Here is the complete R script that we have used to demonstrate product network analysis:
library(igraph, quietly = TRUE)
## Creating a simple graph
simple.graph <- graph_from_literal(A-B, B-C, C-D, E-F, A-E, E-C)
plot.igraph(simple.graph)
## Graph properties
E(simple.graph) # Edges
V(simple.graph) # Vertices
## Graph attributes
V(simple.graph)$name <- c('alice', 'bob','charlie','david', 'eli','francis')
simple.graph <- set_vertex_attr(simple.graph ,"age", value = c('11', '11','15','9', '8','11'))
plot.igraph(simple.graph)
V(simple.graph)$color <- ifelse(V(simple.graph)$age == '11', "blue","green")
plot.igraph(simple.graph)
# Structural properties
degree(simple.graph) # degree of nodes
E(simple.graph)$weight <- c(10,20,35,15,25,35)
strength(simple.graph) # strength of nodes
get.adjacency(simple.graph) # adjacency matrix
# Delete edges and nodes
simple.graph <- delete.edges(simple.graph, "alice|bob" )

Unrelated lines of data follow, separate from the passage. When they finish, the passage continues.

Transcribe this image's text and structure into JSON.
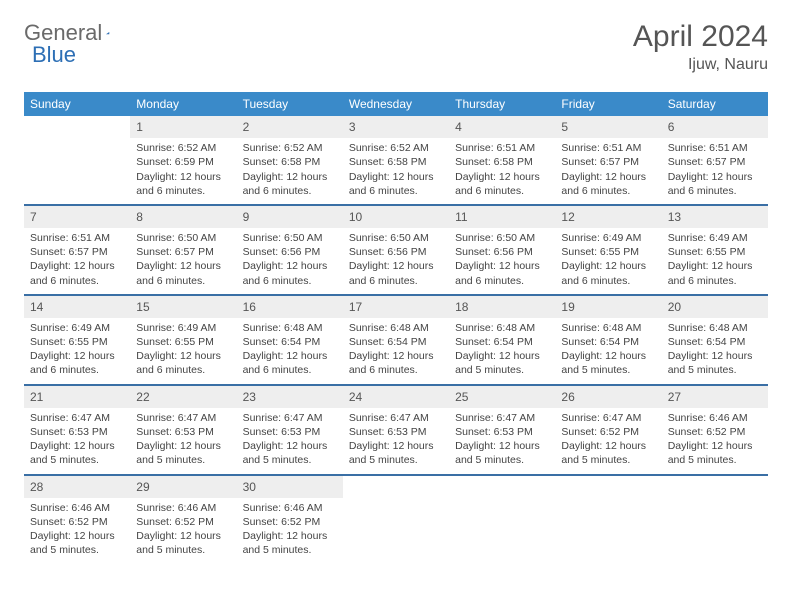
{
  "logo": {
    "text1": "General",
    "text2": "Blue"
  },
  "title": "April 2024",
  "location": "Ijuw, Nauru",
  "colors": {
    "header_bg": "#3a8ac9",
    "header_text": "#ffffff",
    "row_border": "#3a6fa5",
    "daynum_bg": "#eeeeee",
    "body_text": "#444444",
    "logo_gray": "#6a6a6a",
    "logo_blue": "#2d6fb5"
  },
  "weekdays": [
    "Sunday",
    "Monday",
    "Tuesday",
    "Wednesday",
    "Thursday",
    "Friday",
    "Saturday"
  ],
  "weeks": [
    [
      {
        "n": "",
        "sr": "",
        "ss": "",
        "dl": "",
        "empty": true
      },
      {
        "n": "1",
        "sr": "Sunrise: 6:52 AM",
        "ss": "Sunset: 6:59 PM",
        "dl": "Daylight: 12 hours and 6 minutes."
      },
      {
        "n": "2",
        "sr": "Sunrise: 6:52 AM",
        "ss": "Sunset: 6:58 PM",
        "dl": "Daylight: 12 hours and 6 minutes."
      },
      {
        "n": "3",
        "sr": "Sunrise: 6:52 AM",
        "ss": "Sunset: 6:58 PM",
        "dl": "Daylight: 12 hours and 6 minutes."
      },
      {
        "n": "4",
        "sr": "Sunrise: 6:51 AM",
        "ss": "Sunset: 6:58 PM",
        "dl": "Daylight: 12 hours and 6 minutes."
      },
      {
        "n": "5",
        "sr": "Sunrise: 6:51 AM",
        "ss": "Sunset: 6:57 PM",
        "dl": "Daylight: 12 hours and 6 minutes."
      },
      {
        "n": "6",
        "sr": "Sunrise: 6:51 AM",
        "ss": "Sunset: 6:57 PM",
        "dl": "Daylight: 12 hours and 6 minutes."
      }
    ],
    [
      {
        "n": "7",
        "sr": "Sunrise: 6:51 AM",
        "ss": "Sunset: 6:57 PM",
        "dl": "Daylight: 12 hours and 6 minutes."
      },
      {
        "n": "8",
        "sr": "Sunrise: 6:50 AM",
        "ss": "Sunset: 6:57 PM",
        "dl": "Daylight: 12 hours and 6 minutes."
      },
      {
        "n": "9",
        "sr": "Sunrise: 6:50 AM",
        "ss": "Sunset: 6:56 PM",
        "dl": "Daylight: 12 hours and 6 minutes."
      },
      {
        "n": "10",
        "sr": "Sunrise: 6:50 AM",
        "ss": "Sunset: 6:56 PM",
        "dl": "Daylight: 12 hours and 6 minutes."
      },
      {
        "n": "11",
        "sr": "Sunrise: 6:50 AM",
        "ss": "Sunset: 6:56 PM",
        "dl": "Daylight: 12 hours and 6 minutes."
      },
      {
        "n": "12",
        "sr": "Sunrise: 6:49 AM",
        "ss": "Sunset: 6:55 PM",
        "dl": "Daylight: 12 hours and 6 minutes."
      },
      {
        "n": "13",
        "sr": "Sunrise: 6:49 AM",
        "ss": "Sunset: 6:55 PM",
        "dl": "Daylight: 12 hours and 6 minutes."
      }
    ],
    [
      {
        "n": "14",
        "sr": "Sunrise: 6:49 AM",
        "ss": "Sunset: 6:55 PM",
        "dl": "Daylight: 12 hours and 6 minutes."
      },
      {
        "n": "15",
        "sr": "Sunrise: 6:49 AM",
        "ss": "Sunset: 6:55 PM",
        "dl": "Daylight: 12 hours and 6 minutes."
      },
      {
        "n": "16",
        "sr": "Sunrise: 6:48 AM",
        "ss": "Sunset: 6:54 PM",
        "dl": "Daylight: 12 hours and 6 minutes."
      },
      {
        "n": "17",
        "sr": "Sunrise: 6:48 AM",
        "ss": "Sunset: 6:54 PM",
        "dl": "Daylight: 12 hours and 6 minutes."
      },
      {
        "n": "18",
        "sr": "Sunrise: 6:48 AM",
        "ss": "Sunset: 6:54 PM",
        "dl": "Daylight: 12 hours and 5 minutes."
      },
      {
        "n": "19",
        "sr": "Sunrise: 6:48 AM",
        "ss": "Sunset: 6:54 PM",
        "dl": "Daylight: 12 hours and 5 minutes."
      },
      {
        "n": "20",
        "sr": "Sunrise: 6:48 AM",
        "ss": "Sunset: 6:54 PM",
        "dl": "Daylight: 12 hours and 5 minutes."
      }
    ],
    [
      {
        "n": "21",
        "sr": "Sunrise: 6:47 AM",
        "ss": "Sunset: 6:53 PM",
        "dl": "Daylight: 12 hours and 5 minutes."
      },
      {
        "n": "22",
        "sr": "Sunrise: 6:47 AM",
        "ss": "Sunset: 6:53 PM",
        "dl": "Daylight: 12 hours and 5 minutes."
      },
      {
        "n": "23",
        "sr": "Sunrise: 6:47 AM",
        "ss": "Sunset: 6:53 PM",
        "dl": "Daylight: 12 hours and 5 minutes."
      },
      {
        "n": "24",
        "sr": "Sunrise: 6:47 AM",
        "ss": "Sunset: 6:53 PM",
        "dl": "Daylight: 12 hours and 5 minutes."
      },
      {
        "n": "25",
        "sr": "Sunrise: 6:47 AM",
        "ss": "Sunset: 6:53 PM",
        "dl": "Daylight: 12 hours and 5 minutes."
      },
      {
        "n": "26",
        "sr": "Sunrise: 6:47 AM",
        "ss": "Sunset: 6:52 PM",
        "dl": "Daylight: 12 hours and 5 minutes."
      },
      {
        "n": "27",
        "sr": "Sunrise: 6:46 AM",
        "ss": "Sunset: 6:52 PM",
        "dl": "Daylight: 12 hours and 5 minutes."
      }
    ],
    [
      {
        "n": "28",
        "sr": "Sunrise: 6:46 AM",
        "ss": "Sunset: 6:52 PM",
        "dl": "Daylight: 12 hours and 5 minutes."
      },
      {
        "n": "29",
        "sr": "Sunrise: 6:46 AM",
        "ss": "Sunset: 6:52 PM",
        "dl": "Daylight: 12 hours and 5 minutes."
      },
      {
        "n": "30",
        "sr": "Sunrise: 6:46 AM",
        "ss": "Sunset: 6:52 PM",
        "dl": "Daylight: 12 hours and 5 minutes."
      },
      {
        "n": "",
        "sr": "",
        "ss": "",
        "dl": "",
        "trailing": true
      },
      {
        "n": "",
        "sr": "",
        "ss": "",
        "dl": "",
        "trailing": true
      },
      {
        "n": "",
        "sr": "",
        "ss": "",
        "dl": "",
        "trailing": true
      },
      {
        "n": "",
        "sr": "",
        "ss": "",
        "dl": "",
        "trailing": true
      }
    ]
  ]
}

simple.graph <- delete.vertices(simple.graph, 'francis')
plot(simple.graph)
# use case date
data <- read.csv('data.csv')
head(data)
## Prepare the data
library(arules)
transactions.obj <- read.transactions(file = 'data.csv', format = "single",
sep = ",",
cols = c("order_id", "product_id"),
rm.duplicates = FALSE,
quote = "", skip = 0,
encoding = "unknown")
transactions.obj
# Interest Measures
support <- 0.015
# Frequent item sets
parameters = list(
support = support,
minlen = 2, # Minimal number of items per item set
maxlen = 2, # Maximal number of items per item set
target = "frequent itemsets"
)
freq.items <- apriori(transactions.obj, parameter = parameters)
# Let us examine our freq item sites
freq.items.df <- data.frame(item_set = labels(freq.items)
, support = freq.items@quality)
freq.items.df$item_set <- as.character(freq.items.df$item_set)
head(freq.items.df)
# Clean up for item pairs
library(tidyr)
freq.items.df <- separate(data = freq.items.df, col = item_set, into = c("item.1", "item.2"), sep = ",")
freq.items.df[] <- lapply(freq.items.df, gsub, pattern='\{', replacement='')
freq.items.df[] <- lapply(freq.items.df, gsub, pattern='\}', replacement='')
head(freq.items.df)
# Prepare data for graph
network.data <- freq.items.df[,c('item.1','item.2','support.count')]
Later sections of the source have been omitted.